Shortages of Fluad, a new super-vaccine offering better protection for over-65s, means pensioners across the country are being turned away by GPs.  Deliveries of the vaccine to surgeries and pharmacies are being staggered due to supply problems and 40 per cent of the 7.8 million doses will not be available until next month.
The Government’s Joint Committee on Vaccination and Immunisation recommended Fluad last December, but it took NHS England until February 5 to tell GPs and pharmacies they needed to buy it.  Clinics that failed to order by the April 12 deadline have had no stock delivered, forcing them to beg for supplies from others.

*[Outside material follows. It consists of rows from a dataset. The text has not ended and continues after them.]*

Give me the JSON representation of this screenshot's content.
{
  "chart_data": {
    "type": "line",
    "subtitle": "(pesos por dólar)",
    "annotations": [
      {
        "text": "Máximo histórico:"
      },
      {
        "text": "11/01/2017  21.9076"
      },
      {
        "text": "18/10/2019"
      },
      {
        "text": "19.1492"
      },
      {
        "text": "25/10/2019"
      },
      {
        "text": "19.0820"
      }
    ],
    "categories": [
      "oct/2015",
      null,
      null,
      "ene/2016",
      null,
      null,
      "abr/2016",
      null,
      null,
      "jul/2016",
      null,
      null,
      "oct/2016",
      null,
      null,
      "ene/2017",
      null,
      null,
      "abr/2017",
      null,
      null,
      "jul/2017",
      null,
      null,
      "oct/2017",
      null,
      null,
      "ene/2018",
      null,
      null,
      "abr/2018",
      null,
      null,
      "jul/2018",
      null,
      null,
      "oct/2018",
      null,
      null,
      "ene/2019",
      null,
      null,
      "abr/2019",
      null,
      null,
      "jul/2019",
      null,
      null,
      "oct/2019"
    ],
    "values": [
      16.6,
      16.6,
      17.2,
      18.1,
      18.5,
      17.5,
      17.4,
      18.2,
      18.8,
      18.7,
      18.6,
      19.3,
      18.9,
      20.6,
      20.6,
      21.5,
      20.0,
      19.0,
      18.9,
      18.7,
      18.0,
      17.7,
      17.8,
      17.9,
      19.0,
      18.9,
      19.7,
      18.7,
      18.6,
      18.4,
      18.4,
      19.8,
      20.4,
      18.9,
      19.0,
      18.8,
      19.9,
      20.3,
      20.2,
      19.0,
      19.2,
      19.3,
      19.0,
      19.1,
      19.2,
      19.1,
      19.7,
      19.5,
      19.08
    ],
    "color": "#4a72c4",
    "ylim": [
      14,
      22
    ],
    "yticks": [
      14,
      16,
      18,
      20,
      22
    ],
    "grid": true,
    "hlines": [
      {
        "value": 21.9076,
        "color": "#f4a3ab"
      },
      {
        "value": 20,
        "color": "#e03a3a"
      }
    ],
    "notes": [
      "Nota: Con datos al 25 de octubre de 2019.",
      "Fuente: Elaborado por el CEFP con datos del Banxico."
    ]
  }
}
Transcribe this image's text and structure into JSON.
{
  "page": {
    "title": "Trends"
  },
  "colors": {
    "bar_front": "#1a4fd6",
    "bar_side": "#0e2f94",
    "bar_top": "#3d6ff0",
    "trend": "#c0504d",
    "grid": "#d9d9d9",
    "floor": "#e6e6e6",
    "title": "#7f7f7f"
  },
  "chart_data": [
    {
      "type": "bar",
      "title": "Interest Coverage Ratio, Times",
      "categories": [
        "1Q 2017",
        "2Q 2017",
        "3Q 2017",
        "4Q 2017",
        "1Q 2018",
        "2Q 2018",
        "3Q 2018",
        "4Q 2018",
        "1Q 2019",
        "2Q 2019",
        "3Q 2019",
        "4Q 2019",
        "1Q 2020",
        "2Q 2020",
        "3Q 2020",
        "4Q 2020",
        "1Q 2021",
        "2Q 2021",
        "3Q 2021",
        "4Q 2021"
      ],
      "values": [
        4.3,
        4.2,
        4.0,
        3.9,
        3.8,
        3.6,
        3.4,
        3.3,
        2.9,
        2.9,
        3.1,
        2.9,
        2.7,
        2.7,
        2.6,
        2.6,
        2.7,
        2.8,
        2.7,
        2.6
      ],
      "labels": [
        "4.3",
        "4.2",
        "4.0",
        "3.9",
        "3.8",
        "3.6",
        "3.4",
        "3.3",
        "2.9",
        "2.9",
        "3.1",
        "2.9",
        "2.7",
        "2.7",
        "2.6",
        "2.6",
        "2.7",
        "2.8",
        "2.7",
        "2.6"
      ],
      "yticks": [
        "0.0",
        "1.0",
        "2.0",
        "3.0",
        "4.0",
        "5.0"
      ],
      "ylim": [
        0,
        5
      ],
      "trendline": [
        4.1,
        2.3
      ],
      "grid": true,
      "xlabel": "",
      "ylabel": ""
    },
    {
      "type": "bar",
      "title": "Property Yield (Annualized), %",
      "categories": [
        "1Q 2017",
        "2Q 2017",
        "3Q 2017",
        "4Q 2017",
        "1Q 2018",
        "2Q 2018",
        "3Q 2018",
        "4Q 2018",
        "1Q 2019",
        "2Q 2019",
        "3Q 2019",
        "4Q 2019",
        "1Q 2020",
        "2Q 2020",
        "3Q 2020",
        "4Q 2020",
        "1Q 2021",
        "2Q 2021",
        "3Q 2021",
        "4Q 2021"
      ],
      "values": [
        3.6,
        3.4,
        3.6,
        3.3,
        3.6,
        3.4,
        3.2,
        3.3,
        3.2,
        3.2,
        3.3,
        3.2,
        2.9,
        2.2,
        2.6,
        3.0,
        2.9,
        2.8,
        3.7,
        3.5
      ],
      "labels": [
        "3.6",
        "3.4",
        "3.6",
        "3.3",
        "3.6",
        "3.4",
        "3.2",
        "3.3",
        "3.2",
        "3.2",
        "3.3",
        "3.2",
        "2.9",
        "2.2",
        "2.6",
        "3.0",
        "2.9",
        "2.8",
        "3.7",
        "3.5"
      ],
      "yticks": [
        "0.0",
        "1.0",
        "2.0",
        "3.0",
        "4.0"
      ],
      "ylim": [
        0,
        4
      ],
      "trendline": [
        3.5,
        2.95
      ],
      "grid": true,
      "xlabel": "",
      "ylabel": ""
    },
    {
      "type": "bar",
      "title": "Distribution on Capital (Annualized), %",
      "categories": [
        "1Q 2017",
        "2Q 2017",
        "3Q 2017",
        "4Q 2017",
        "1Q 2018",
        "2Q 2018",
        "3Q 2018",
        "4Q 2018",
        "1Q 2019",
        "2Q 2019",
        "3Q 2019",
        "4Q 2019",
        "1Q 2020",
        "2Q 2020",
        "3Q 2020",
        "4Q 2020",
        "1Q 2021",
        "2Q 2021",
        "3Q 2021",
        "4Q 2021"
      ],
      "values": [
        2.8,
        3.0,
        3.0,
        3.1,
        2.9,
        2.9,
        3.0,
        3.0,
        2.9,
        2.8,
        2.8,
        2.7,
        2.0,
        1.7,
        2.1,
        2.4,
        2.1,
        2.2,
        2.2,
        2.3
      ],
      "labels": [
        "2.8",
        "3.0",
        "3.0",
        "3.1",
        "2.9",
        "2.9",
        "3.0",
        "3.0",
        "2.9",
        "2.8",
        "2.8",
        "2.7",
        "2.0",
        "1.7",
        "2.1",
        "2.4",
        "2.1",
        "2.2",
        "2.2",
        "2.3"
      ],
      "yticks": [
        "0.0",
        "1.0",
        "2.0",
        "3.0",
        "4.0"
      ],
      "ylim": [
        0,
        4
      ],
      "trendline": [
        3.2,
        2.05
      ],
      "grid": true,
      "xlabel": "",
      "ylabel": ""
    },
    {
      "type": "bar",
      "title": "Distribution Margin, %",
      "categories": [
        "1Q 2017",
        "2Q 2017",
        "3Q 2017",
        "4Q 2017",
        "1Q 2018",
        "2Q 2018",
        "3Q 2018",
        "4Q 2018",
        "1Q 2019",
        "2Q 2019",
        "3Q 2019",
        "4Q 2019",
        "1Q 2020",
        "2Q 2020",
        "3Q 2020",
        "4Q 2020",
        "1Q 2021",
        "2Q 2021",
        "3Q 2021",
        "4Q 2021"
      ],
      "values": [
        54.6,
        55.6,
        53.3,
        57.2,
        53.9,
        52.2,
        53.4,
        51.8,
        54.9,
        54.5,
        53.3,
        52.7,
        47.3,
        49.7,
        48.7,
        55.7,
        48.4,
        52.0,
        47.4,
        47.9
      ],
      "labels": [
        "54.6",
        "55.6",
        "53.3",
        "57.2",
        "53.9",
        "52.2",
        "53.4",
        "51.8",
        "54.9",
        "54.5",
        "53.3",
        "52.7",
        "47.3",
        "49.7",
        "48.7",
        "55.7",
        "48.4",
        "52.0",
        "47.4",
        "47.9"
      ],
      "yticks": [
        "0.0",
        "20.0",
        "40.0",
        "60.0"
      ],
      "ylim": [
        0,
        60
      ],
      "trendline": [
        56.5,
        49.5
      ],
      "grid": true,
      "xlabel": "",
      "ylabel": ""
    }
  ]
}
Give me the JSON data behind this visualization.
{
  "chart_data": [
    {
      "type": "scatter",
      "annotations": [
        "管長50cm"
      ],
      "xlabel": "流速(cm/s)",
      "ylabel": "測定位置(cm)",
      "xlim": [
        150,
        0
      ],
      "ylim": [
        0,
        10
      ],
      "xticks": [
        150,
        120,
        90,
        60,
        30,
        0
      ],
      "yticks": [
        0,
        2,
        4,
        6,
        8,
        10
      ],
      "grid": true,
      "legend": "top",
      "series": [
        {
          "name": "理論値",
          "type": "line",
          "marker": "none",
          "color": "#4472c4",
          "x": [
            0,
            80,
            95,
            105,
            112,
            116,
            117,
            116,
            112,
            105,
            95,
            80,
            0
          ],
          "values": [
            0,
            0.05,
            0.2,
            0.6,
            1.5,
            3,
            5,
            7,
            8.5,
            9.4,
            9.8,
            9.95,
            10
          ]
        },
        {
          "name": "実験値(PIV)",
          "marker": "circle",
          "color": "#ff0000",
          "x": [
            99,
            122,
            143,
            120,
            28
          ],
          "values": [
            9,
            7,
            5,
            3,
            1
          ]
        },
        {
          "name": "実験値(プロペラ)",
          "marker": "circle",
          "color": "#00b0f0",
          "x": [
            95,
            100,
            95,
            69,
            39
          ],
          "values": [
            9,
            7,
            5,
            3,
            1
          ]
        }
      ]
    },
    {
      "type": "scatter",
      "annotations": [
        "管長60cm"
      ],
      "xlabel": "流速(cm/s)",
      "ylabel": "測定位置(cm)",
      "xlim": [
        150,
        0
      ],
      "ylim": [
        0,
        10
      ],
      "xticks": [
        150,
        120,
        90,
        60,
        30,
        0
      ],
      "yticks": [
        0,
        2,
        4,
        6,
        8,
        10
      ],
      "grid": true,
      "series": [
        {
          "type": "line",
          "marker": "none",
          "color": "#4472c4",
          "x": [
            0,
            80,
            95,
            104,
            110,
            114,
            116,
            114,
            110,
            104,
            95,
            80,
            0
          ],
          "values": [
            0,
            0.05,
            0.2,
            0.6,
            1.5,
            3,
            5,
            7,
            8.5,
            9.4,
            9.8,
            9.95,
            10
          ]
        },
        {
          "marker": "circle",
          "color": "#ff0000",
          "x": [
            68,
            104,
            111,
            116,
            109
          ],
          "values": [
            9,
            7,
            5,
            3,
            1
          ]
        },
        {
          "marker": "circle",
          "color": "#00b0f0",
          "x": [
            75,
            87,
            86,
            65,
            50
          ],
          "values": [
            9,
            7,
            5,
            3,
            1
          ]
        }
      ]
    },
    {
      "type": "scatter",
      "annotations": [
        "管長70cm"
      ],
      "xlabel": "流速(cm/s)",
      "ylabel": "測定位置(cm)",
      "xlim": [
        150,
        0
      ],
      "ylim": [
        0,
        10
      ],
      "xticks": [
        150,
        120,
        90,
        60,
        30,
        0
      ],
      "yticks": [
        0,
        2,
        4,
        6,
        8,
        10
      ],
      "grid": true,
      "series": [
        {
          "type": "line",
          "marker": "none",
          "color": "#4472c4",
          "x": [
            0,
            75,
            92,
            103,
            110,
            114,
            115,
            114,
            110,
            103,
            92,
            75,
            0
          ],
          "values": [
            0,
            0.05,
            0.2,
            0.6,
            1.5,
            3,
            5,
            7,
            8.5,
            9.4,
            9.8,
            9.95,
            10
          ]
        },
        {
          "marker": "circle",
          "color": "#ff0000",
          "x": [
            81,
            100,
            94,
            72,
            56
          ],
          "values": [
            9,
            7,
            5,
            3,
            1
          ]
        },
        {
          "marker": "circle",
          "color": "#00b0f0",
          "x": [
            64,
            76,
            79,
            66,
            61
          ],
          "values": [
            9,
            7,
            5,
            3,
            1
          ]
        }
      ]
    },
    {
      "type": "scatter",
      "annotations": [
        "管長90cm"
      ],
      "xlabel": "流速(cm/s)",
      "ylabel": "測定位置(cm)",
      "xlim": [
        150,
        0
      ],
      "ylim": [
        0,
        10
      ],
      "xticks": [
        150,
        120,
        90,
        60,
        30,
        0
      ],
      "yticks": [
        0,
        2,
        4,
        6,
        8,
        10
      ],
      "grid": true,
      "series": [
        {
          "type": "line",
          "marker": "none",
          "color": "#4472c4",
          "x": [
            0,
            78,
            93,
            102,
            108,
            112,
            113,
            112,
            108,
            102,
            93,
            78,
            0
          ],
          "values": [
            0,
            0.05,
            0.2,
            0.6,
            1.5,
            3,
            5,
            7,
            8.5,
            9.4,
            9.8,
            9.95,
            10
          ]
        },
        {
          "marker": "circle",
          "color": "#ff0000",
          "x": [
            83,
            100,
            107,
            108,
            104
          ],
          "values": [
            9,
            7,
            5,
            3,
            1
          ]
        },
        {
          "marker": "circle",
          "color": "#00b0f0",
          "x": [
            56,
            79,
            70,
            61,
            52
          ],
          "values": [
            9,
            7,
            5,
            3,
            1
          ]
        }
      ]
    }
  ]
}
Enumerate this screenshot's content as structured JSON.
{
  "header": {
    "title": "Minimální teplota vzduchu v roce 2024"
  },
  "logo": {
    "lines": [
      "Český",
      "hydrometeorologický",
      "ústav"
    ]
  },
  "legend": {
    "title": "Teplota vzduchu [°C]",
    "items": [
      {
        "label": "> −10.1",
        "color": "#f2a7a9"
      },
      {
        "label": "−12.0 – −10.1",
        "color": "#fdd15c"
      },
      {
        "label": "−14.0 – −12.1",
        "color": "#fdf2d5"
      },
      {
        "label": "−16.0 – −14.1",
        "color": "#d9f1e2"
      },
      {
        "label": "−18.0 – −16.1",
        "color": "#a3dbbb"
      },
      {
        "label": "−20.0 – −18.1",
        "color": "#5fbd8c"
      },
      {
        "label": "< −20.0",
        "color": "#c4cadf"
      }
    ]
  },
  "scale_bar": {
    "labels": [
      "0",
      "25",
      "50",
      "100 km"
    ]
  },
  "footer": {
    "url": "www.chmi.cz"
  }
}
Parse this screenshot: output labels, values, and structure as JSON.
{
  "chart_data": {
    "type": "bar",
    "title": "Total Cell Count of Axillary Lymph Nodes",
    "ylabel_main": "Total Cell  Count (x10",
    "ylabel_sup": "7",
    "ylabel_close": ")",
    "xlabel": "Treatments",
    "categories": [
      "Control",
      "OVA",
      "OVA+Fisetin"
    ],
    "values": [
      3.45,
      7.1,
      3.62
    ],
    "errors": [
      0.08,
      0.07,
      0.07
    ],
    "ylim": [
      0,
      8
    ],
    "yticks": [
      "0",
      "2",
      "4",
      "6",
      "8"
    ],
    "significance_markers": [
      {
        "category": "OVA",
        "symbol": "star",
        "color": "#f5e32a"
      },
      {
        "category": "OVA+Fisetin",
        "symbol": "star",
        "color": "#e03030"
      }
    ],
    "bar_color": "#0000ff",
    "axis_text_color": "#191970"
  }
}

So if you’re (say) 63 years old, British and catch a potentially-deadly strain of flu, that’s just too bad.  Life’s lottery — or, to be more precise, the NHS lottery — just gave it to you between the cheeks.

Wear boots when kicking.

 

News Roundup

1) Candy bars lose sugar, also taste — FFS, if you think a candy bar is unhealthy or bad for you, then eat something else.  Don’t moan and complain until the manufacturer brings out a watery, tasteless variant of the classic. (see:  lite beer)

2) Man fucks with black mamba, with predictable results — there is a good reason why snake handlers in South Africa cannot get life insurance, no matter how much they’re prepared to pay.

3) Cold weather causes vag-freeze — as we’re heading into winter, you may want to get yer Missus a box-warmer (don’t ask).

4) Freaks and pervos hit the streets — where else but in San Francisco?  (Never an errant daisycutter bomb when you need one.)

5) Italy to become the “new Argentina” — as long as they don’t invade the Falklands, we’re cool.

6)  Tropical Storm Rosa will not wash the entire state of California out to sea — and a nation mourns.